Contrairement à d’autres spécialités, la pandémie n’a pas entrainé en 2020 de baisse significative de la patientèle. En moyenne, un cabinet de cardiologie a pris en charge chaque année, entre 2013 et 2020, environ 10 patientes et patients de plus que l’année précédente. Ce chiffre s’est élevé à 65 pour l’année 2021, avec un nombre inattendu chez les moins de ≤34 ans. Cette augmentation supérieure à la moyenne a pu être compensée par un accroissement à court terme de la charge de travail dans différents cabinets médicaux.
Au cours de la première année de la pandémie, de nombreux examens de contrôle n’ont pas été effectués, à la demande des patients, ou n’ont été réalisés qu’après complétion de la vaccination en 2021. S’y sont ajoutés, en 2020, les traitements motivés par le COVID-19. En 2021, les examens pour suspicion d’effets indésirables de la vaccination se sont multipliés, une fois les vaccins accessibles à l’ensemble de la population.

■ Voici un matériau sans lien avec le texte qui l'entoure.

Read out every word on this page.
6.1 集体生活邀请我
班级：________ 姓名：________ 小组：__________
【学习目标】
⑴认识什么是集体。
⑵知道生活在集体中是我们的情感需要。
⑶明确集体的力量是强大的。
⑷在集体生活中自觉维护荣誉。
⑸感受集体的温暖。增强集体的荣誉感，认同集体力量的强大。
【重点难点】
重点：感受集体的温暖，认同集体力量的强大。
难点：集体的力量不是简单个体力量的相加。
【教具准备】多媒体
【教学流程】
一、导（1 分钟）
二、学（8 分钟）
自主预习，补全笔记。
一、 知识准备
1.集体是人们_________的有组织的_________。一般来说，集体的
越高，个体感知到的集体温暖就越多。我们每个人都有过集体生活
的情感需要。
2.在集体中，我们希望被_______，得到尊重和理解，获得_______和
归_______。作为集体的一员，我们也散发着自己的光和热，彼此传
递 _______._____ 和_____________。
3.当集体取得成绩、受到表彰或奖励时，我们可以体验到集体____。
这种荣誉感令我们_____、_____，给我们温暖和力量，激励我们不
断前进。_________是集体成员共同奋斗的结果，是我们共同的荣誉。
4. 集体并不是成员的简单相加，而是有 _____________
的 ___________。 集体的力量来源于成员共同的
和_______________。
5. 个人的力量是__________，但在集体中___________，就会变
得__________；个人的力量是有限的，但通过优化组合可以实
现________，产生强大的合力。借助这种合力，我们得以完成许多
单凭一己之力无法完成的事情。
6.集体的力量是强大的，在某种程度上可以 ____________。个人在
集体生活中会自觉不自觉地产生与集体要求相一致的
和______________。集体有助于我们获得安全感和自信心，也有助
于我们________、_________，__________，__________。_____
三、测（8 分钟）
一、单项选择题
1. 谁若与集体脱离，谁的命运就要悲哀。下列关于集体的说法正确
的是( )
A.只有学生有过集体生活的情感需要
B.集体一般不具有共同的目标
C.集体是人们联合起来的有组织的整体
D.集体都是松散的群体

En 2021, il y a donc eu plusieurs effets qui se sont superposés en termes d’augmentation du nombre de patients. Il s’agit entre autres:

Confirmer la normalité

De nombreuses jeunes personnes ont consulté leur médecin de famille et, par la suite, un cabinet de cardiologie, par crainte de la myocardite – effet indésirable, certes très rare, mais potentiellement grave, de la vaccination contre le COVID19 au moyen de différents vaccins à ARNm – ou par crainte du syndrome de COVID long à la suite d’une infection. Dans le contexte de l’attention soutenue accordée par les médias à ces deux phénomènes et de la tendance à une prise de conscience croissante en matière de santé, nombre de patients souffrent considérablement à l’idée de compter éventuellement parmi les 0,00005% [3] qui subissent un effet indésirable majeur de la vaccination. En cas de suspicion, il convient de soigneusement examiner les symptômes, en partie non spécifiques: intolérance à la performance, palpitations, douleurs thoraciques ou fatigue, entre autres. Ces symptômes s’accompagnent souvent d’une grande incertitude. Après une anamnèse appropriée, il faut généralement procéder à une échocardiographie et à un test d’effort, afin de visualiser la fonction cardiaque. Des résultats cliniques normaux permettent d’exclure la maladie; la personne peut alors reprendre confiance en elle et en son corps. Typique du comportement humain, ce besoin de «normalité», de «confirmation de la fonctionnalité», ne s’accentue pas seulement dans le cadre d’une pandémie; il est probablement aussi à prévoir en période d’incertitude générale (changement climatique, guerre, crise énergétique, inflation, renchérissement, etc.).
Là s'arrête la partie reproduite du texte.